During the wee hours of April 2, 1865, an incident on Petersburg’s front lines forever intertwined the lives of three Union enlisted men. They served in the ranks of Company B of the 18th New Hampshire Infantry, a regiment organized the previous summer, and the last raised in the Granite State. Most of the men had been in Virginia for only a few months.


About 4 o’clock that morning, an advance party of skirmishers from the regiment fanned out and advanced from Fort Stedman, which they and the rest of the regiment had helped capture a week earlier, to feel out the enemy position opposite them in preparation for an attack.
The major of the 18th described what happened: “We were to move at a signal and go forward till we drew the rebel fire, and retreat on a signal to be given.
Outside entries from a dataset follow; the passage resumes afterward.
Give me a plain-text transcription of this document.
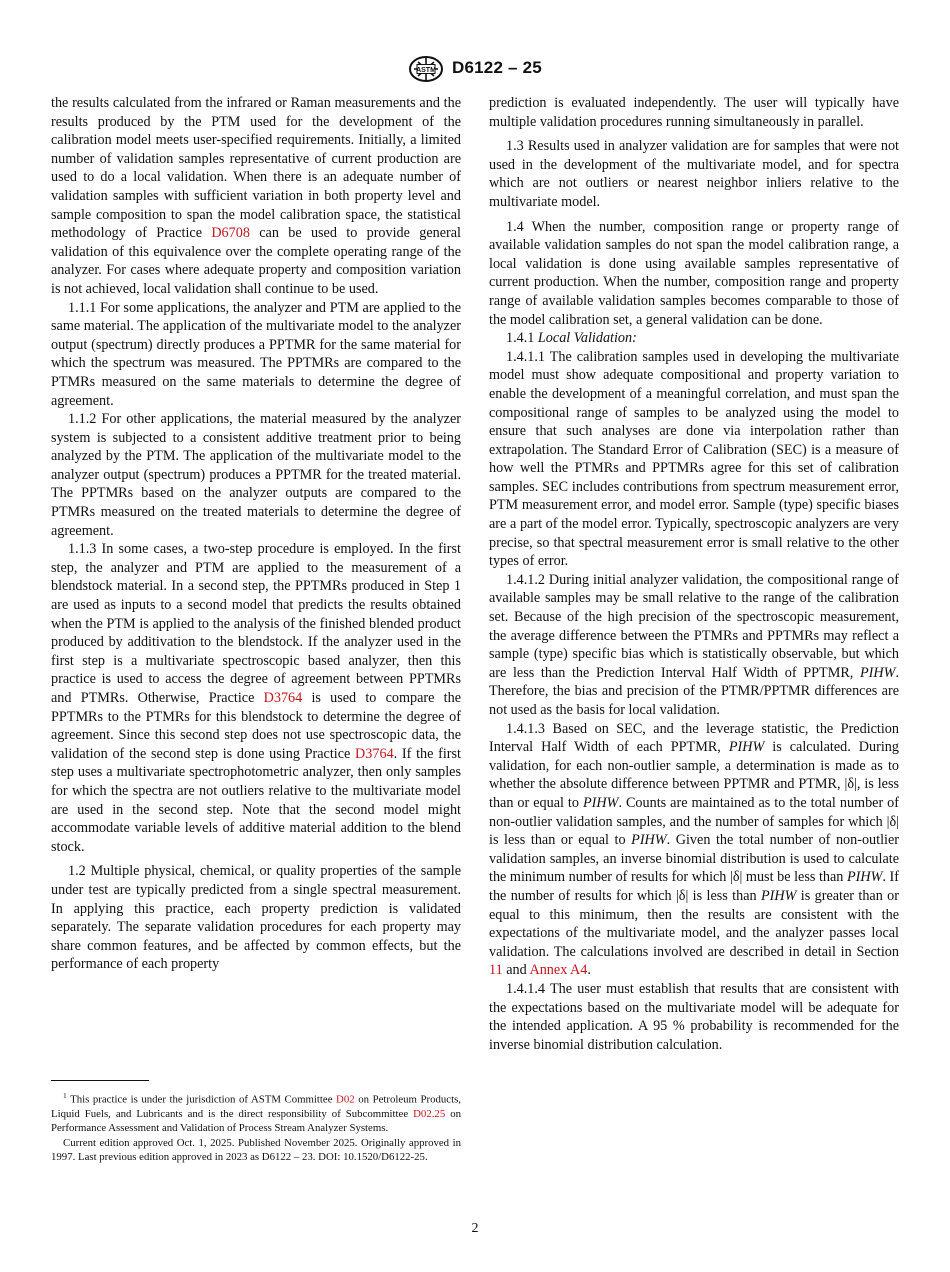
ASTM D6122 – 25

the results calculated from the infrared or Raman measurements and the results produced by the PTM used for the development of the calibration model meets user-specified requirements. Initially, a limited number of validation samples representative of current production are used to do a local validation. When there is an adequate number of validation samples with sufficient variation in both property level and sample composition to span the model calibration space, the statistical methodology of Practice D6708 can be used to provide general validation of this equivalence over the complete operating range of the analyzer. For cases where adequate property and composition variation is not achieved, local validation shall continue to be used.

1.1.1 For some applications, the analyzer and PTM are applied to the same material. The application of the multivariate model to the analyzer output (spectrum) directly produces a PPTMR for the same material for which the spectrum was measured. The PPTMRs are compared to the PTMRs measured on the same materials to determine the degree of agreement.

1.1.2 For other applications, the material measured by the analyzer system is subjected to a consistent additive treatment prior to being analyzed by the PTM. The application of the multivariate model to the analyzer output (spectrum) produces a PPTMR for the treated material. The PPTMRs based on the analyzer outputs are compared to the PTMRs measured on the treated materials to determine the degree of agreement.

1.1.3 In some cases, a two-step procedure is employed. In the first step, the analyzer and PTM are applied to the measurement of a blendstock material. In a second step, the PPTMRs produced in Step 1 are used as inputs to a second model that predicts the results obtained when the PTM is applied to the analysis of the finished blended product produced by additivation to the blendstock. If the analyzer used in the first step is a multivariate spectroscopic based analyzer, then this practice is used to access the degree of agreement between PPTMRs and PTMRs. Otherwise, Practice D3764 is used to compare the PPTMRs to the PTMRs for this blendstock to determine the degree of agreement. Since this second step does not use spectroscopic data, the validation of the second step is done using Practice D3764. If the first step uses a multivariate spectrophotometric analyzer, then only samples for which the spectra are not outliers relative to the multivariate model are used in the second step. Note that the second model might accommodate variable levels of additive material addition to the blend stock.

1.2 Multiple physical, chemical, or quality properties of the sample under test are typically predicted from a single spectral measurement. In applying this practice, each property prediction is validated separately. The separate validation procedures for each property may share common features, and be affected by common effects, but the performance of each property

$^1$ This practice is under the jurisdiction of ASTM Committee D02 on Petroleum Products, Liquid Fuels, and Lubricants and is the direct responsibility of Subcommittee D02.25 on Performance Assessment and Validation of Process Stream Analyzer Systems.

Current edition approved Oct. 1, 2025. Published November 2025. Originally approved in 1997. Last previous edition approved in 2023 as D6122 – 23. DOI: 10.1520/D6122-25.

prediction is evaluated independently. The user will typically have multiple validation procedures running simultaneously in parallel.

1.3 Results used in analyzer validation are for samples that were not used in the development of the multivariate model, and for spectra which are not outliers or nearest neighbor inliers relative to the multivariate model.

1.4 When the number, composition range or property range of available validation samples do not span the model calibration range, a local validation is done using available samples representative of current production. When the number, composition range and property range of available validation samples becomes comparable to those of the model calibration set, a general validation can be done.

1.4.1 Local Validation:

1.4.1.1 The calibration samples used in developing the multivariate model must show adequate compositional and property variation to enable the development of a meaningful correlation, and must span the compositional range of samples to be analyzed using the model to ensure that such analyses are done via interpolation rather than extrapolation. The Standard Error of Calibration (SEC) is a measure of how well the PTMRs and PPTMRs agree for this set of calibration samples. SEC includes contributions from spectrum measurement error, PTM measurement error, and model error. Sample (type) specific biases are a part of the model error. Typically, spectroscopic analyzers are very precise, so that spectral measurement error is small relative to the other types of error.

1.4.1.2 During initial analyzer validation, the compositional range of available samples may be small relative to the range of the calibration set. Because of the high precision of the spectroscopic measurement, the average difference between the PTMRs and PPTMRs may reflect a sample (type) specific bias which is statistically observable, but which are less than the Prediction Interval Half Width of PPTMR, PIHW. Therefore, the bias and precision of the PTMR/PPTMR differences are not used as the basis for local validation.

1.4.1.3 Based on SEC, and the leverage statistic, the Prediction Interval Half Width of each PPTMR, PIHW is calculated. During validation, for each non-outlier sample, a determination is made as to whether the absolute difference between PPTMR and PTMR, |δ|, is less than or equal to PIHW. Counts are maintained as to the total number of non-outlier validation samples, and the number of samples for which |δ| is less than or equal to PIHW. Given the total number of non-outlier validation samples, an inverse binomial distribution is used to calculate the minimum number of results for which |δ| must be less than PIHW. If the number of results for which |δ| is less than PIHW is greater than or equal to this minimum, then the results are consistent with the expectations of the multivariate model, and the analyzer passes local validation. The calculations involved are described in detail in Section 11 and Annex A4.

1.4.1.4 The user must establish that results that are consistent with the expectations based on the multivariate model will be adequate for the intended application. A 95 % probability is recommended for the inverse binomial distribution calculation.

2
We got the signal and promptly moved out over the open field between the two lines till the enemy opened fire, when we were recalled by the signal.”
During this brief action, Clarendon A. Cochran suffered a disabling wound after a gunshot tore through both legs below the knees. Unable to move, he lay where he fell on the open field between the two sides.
One of Cochran’s comrades, John Wilder Boutwell, glimpsed his fallen friend. He ran back under heavy fire to Cochran, lifted him up and placed him across his shoulder, then carried him to safety. Boutwell was assisted by another man, Carlton Nathaniel Camp.

Word of the gallant deed made its way up the chain of command to the leader of the Ninth Corps, Maj. Gen. John G. Parke. He recommended Boutwell and Camp for Medals of Honor. By the time the regiment mustered out in June and July 1865, the War Department had not acted on Parke’s request.
Cochran made a full recovery and kept both of his legs. Some credited Boutwell with his survival and avoidance of an amputation. The two men kept in touch after the war, until Cochran died in 1905 from an auto-immune disease. He was 61 years old.
Four years after Cochran passed, and 44 years after his wounding, Boutwell and Camp received the Medal of Honor. The citation: Brought off from the picket line, under a heavy fire, a comrade who had been shot through both legs.
By this time, Boutwell had become active in the Grand Army of the Republic, serving as commander of his local post. His death at age 76 in 1920 was widely mourned by surviving veterans, friends and family. His passing left Camp as the last surviving member of the trio. He died in 1926 at age 81.